With the end of the JobKeeper Payment, there may be a rise in unemployment with a prediction of 100,000 to 150,000 people who are likely to lose their jobs. There are also predictions that the low unemployment rate has reached its lowest and is expected to climb slightly in the next years. However, the accuracy of these predictions may not be accurate as similar predictions were also made in 2020 that it would rise substantially this year.

Although the rate of unemployment has been dropping as more Australians are getting jobs, some employers are still having problems. According to the employment marketplace SEEK, in their monthly overview, March 2021 had the highest number of job advertisements posted in a month in more than 20 years. Meanwhile, applications for these advertisements were at the lowest since 2012. One reason for this is due to the closed international borders which mean there’s a shortage of skilled migrants. This means that although businesses require more workers, there might not be enough people who have the skills they’re looking for whether it’s international or local workers.

Increase in employment

There are several ways to rectify this, one of which is through an internship. COVID impacted internships in 2020, with many not being able to go through with the internships, however, some who offered the program were able to adapt to the changes and move their internships online.

An internship is a stepping-stone for many people into a job or career and is a type of on-the-job training. This is most beneficial to those looking for work experience during or after their tertiary studies, those changing careers, and migrant workers looking for work experience or international students needing internships.

Universities have also helped their students to secure or offer available internships. RMIT students who studied journalism, for example, were able to secure remote internships with industry partners such as the ABC, The Age, CBD News, Mornington Peninsula, Radio RSN and many more. The advantage to these placements is that they would still continue to run despite COVID. Students from Griffith University were also content with how quickly the staff worked in order to have alternative options available for students whose internships were derailed due to COVID.

Although there are many paid internships in Australia, there are also unpaid internships. Unpaid internships are only lawful under specific reasons, however, which are if the internship is in a student placement system or vocational placement, and if there’s no employment relationship.

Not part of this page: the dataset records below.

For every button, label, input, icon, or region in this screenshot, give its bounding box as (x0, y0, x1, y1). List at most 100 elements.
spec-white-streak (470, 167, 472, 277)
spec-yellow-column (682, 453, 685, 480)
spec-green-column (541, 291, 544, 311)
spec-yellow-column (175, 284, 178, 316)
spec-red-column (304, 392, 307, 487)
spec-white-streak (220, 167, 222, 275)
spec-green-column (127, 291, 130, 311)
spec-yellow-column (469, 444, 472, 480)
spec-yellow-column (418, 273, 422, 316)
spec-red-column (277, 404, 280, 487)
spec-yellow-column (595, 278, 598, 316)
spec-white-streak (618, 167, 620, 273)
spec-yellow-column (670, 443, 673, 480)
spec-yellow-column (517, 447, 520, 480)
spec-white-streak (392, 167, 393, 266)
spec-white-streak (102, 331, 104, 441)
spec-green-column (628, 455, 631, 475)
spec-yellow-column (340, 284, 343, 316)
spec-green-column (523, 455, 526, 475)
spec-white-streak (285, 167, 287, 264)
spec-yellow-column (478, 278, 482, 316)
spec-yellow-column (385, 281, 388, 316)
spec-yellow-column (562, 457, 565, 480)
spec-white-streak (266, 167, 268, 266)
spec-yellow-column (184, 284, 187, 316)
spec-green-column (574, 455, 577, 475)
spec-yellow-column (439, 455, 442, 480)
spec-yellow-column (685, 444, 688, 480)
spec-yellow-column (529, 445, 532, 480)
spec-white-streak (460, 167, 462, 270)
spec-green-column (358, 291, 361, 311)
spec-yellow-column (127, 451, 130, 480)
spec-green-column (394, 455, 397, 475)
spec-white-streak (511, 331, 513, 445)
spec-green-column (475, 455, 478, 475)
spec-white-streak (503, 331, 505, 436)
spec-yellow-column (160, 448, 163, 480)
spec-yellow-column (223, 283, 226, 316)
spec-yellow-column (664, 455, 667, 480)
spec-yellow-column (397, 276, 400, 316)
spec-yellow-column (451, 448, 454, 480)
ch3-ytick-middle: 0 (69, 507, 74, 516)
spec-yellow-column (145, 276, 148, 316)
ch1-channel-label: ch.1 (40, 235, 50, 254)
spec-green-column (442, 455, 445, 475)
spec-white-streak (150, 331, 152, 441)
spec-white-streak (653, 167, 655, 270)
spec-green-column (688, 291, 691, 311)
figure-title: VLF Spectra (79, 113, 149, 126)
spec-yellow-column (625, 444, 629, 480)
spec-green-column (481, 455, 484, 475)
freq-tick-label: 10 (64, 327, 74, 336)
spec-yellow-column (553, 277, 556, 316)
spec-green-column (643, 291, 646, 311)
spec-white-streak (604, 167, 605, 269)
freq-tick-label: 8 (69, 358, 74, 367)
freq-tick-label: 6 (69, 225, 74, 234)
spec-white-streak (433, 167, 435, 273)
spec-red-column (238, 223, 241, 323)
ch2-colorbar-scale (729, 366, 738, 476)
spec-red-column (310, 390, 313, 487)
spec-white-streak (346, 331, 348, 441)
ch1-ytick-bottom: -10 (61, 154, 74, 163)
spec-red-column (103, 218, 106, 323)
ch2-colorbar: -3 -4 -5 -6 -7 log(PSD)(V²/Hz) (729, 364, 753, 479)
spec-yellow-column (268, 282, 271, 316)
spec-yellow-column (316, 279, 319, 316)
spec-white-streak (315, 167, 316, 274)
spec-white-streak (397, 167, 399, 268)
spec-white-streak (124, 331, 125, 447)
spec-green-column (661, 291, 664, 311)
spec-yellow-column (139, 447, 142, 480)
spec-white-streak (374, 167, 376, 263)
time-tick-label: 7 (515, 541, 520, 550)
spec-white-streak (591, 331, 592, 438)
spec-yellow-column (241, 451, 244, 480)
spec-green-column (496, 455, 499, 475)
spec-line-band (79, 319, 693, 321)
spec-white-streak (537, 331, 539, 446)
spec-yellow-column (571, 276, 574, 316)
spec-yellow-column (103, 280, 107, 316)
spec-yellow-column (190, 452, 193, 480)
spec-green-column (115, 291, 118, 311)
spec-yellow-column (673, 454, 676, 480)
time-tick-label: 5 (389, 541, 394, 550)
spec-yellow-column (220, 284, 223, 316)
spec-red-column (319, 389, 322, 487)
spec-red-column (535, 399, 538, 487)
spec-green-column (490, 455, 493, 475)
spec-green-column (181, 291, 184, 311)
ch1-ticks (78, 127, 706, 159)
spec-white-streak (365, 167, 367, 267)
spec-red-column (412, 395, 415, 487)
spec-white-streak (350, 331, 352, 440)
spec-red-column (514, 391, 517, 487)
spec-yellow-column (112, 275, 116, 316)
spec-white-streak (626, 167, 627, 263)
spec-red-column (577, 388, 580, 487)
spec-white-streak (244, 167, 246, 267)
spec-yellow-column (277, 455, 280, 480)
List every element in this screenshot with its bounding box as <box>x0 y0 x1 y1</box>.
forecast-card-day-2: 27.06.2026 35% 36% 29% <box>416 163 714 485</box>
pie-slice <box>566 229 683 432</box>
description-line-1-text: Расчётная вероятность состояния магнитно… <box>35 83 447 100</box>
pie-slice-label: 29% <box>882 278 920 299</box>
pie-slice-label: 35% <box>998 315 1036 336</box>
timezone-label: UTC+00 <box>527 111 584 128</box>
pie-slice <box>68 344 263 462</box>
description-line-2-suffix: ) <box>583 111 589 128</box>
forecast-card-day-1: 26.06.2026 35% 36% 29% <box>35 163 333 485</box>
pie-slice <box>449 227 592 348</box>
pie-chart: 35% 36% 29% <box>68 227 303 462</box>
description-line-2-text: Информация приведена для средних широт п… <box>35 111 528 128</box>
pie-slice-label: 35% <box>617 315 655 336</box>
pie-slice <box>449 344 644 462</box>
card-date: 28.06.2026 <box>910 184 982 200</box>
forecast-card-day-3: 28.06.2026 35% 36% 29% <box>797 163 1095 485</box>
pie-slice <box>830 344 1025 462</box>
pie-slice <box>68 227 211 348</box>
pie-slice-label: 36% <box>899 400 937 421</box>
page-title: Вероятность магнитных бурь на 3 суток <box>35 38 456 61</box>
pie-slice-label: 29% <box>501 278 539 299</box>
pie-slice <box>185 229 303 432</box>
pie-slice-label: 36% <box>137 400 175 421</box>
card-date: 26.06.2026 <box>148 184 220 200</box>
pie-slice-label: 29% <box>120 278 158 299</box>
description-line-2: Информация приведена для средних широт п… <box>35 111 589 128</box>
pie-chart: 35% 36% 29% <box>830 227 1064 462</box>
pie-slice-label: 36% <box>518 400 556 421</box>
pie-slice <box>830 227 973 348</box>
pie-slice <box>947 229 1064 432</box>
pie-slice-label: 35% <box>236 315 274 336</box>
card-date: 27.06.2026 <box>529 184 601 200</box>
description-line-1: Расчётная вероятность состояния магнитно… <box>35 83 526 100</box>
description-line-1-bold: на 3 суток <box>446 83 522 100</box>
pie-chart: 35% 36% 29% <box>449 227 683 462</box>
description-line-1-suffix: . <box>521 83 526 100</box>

Besides internships, other programs may be taken online such as online leadership courses or even programs for diplomas or certificates. There are many options available for people to undergo in order to either gain experience in a field to increase their employability or options in order to enter a workplace. Not only for those who are only starting work, but even for those looking into a higher position in their field of work. There are leadership development programs for those who would like to work in a managerial role but have no prior experience in that role. COVID caused many setbacks to many people, but due to it there have been alternatives introduced that may be used even after the pandemic has passed.